My dedication to teaching and student mentorship has been recognized by the History Department by awarding me the John Williams Prize for Outstanding Graduate Student Instructor in U.S. History (FA2022), and U-M's Rackham Graduate School which awarded me an Outstanding Graduate Instructor Award (W2023). I am a proud alumnus of the U-M Graduate Teacher Certificate Program and the Rackham Professional Development DEI Certificate Program.
Service: During the FA2024 semester, I served as Dissertation Writing Group Leader for U-M's Sweetland Center for Writing.
During the 2023/24 academic year, I have been serving as the History Graduate Program Curriculum Data Intern for the History Department's Graduate Curriculum Working Group. In this role, I helped the Working Group make suggestions for reforming the History Department's Graduate Program curriculum.
During the 2022/23 and 2023/24 academic years, I was one of the Coordinating Chairs of the STS Rackham Interdisciplinary Workshop series. In 2022/23, I also served as a peer-mentor in the History Department's DEI program and as Student Representative on the STeMS Speaker Series Committee.
From FA2020 to FA2024, I served as Coordinating Chair for the International Graduate Instructor (IGSI) Caucus of the Graduate Employees' Organization (GEO3550).
In my freetime, I love to run and cycle around Detroit and hit the pitch for Woodbridge FC.
Background: Before coming to U-M, I worked as an Adjunct Assistant Lecturer at the Institute for American Studies at Leipzig University, Germany from 2017 to 2019, and as a Guide for the Germany Close Up program. I received both my B.A. (2012) and M.A. (2016) in American studies from Leipzig University and spent two semesters at Ohio University in 2011 as a BA Plus Fellow.
In 2013/14, I spent a year at the Holocaust Memorial Center in Farmington Hills, MI as a Service for Peace Fellow through the Service for Peace program of Action Reconciliation Service for Peace.

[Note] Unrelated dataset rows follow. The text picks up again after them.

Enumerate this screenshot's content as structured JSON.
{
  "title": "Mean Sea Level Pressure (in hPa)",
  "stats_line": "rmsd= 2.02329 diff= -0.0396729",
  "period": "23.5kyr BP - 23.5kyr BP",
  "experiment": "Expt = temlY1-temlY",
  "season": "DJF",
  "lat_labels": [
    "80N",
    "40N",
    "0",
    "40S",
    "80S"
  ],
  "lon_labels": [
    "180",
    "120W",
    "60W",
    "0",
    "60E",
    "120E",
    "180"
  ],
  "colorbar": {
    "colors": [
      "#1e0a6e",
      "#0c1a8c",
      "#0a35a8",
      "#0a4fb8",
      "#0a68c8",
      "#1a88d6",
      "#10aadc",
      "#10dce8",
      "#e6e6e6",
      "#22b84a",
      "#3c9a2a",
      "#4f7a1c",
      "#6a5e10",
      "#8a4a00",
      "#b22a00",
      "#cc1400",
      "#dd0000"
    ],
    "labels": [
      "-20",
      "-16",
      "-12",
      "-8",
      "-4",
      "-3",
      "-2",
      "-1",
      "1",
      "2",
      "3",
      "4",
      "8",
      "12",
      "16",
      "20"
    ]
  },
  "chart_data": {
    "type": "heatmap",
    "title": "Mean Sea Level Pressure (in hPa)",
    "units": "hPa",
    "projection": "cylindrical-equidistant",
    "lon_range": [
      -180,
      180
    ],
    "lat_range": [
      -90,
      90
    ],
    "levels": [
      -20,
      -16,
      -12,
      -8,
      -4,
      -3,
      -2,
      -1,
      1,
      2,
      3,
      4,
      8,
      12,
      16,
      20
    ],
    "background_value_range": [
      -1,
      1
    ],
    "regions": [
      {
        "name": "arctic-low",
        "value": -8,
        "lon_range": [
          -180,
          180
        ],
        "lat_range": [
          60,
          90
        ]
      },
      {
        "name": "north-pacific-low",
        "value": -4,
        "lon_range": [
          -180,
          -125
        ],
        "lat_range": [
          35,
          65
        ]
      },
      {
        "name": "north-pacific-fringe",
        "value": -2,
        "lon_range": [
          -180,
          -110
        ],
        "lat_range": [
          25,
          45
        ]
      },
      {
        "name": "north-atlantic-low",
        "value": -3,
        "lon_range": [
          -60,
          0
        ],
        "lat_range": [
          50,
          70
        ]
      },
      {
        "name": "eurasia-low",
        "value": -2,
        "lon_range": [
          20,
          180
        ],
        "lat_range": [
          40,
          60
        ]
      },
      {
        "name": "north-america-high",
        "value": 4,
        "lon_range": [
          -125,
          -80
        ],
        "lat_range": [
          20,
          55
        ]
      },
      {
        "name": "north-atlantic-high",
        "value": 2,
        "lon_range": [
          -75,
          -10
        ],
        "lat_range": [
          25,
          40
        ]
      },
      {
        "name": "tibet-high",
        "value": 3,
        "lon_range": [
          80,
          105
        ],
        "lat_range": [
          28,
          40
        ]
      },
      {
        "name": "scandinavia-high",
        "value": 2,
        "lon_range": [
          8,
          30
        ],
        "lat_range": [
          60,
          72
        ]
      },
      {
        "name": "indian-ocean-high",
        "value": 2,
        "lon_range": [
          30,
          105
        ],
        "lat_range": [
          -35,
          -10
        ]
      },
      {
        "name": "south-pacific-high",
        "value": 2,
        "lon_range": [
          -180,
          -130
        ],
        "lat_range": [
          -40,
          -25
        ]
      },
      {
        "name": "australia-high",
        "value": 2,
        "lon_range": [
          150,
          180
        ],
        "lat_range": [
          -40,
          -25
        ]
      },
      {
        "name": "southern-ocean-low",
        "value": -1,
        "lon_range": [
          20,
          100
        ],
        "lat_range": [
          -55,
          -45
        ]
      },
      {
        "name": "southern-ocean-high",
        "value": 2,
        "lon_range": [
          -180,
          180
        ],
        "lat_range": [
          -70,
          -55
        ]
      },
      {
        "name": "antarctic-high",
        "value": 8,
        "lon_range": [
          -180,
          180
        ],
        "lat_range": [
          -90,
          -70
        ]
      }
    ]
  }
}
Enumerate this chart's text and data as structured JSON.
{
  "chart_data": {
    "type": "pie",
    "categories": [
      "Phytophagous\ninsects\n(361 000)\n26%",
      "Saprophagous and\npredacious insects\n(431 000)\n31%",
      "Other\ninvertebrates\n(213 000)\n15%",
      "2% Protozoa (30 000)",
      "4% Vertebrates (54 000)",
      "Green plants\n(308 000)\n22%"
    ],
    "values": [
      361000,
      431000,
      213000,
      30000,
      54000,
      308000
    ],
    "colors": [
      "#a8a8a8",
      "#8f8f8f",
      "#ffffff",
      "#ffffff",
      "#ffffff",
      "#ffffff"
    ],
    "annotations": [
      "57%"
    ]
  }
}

During my time in Detroit, the processes and issues that have shaped the Metropolitan Detroit region over the course of the 20th and 21st century started to interest me. One result of these growing interests was Growing Together Detroit, an alternative summer break program I helped setting up with activists from Action Reconciliation Service for Peace, Repair the World (Detroit), and the Eden Gardens Block Club.
Academically, Metropolitan Detroit became my spatial focal point, too. Bringing together intellectual history with urban studies, political economy, and cultural history, I wrote my MA thesis about Detroit philosopher and activist Grace Lee Boggs.
My teaching at Leipzig University revolved around the process of deindustrialization and its social and economic consequences in the Detroit-Windsor region and the North Atlantic, and the history of the 1967 Detroit Riot.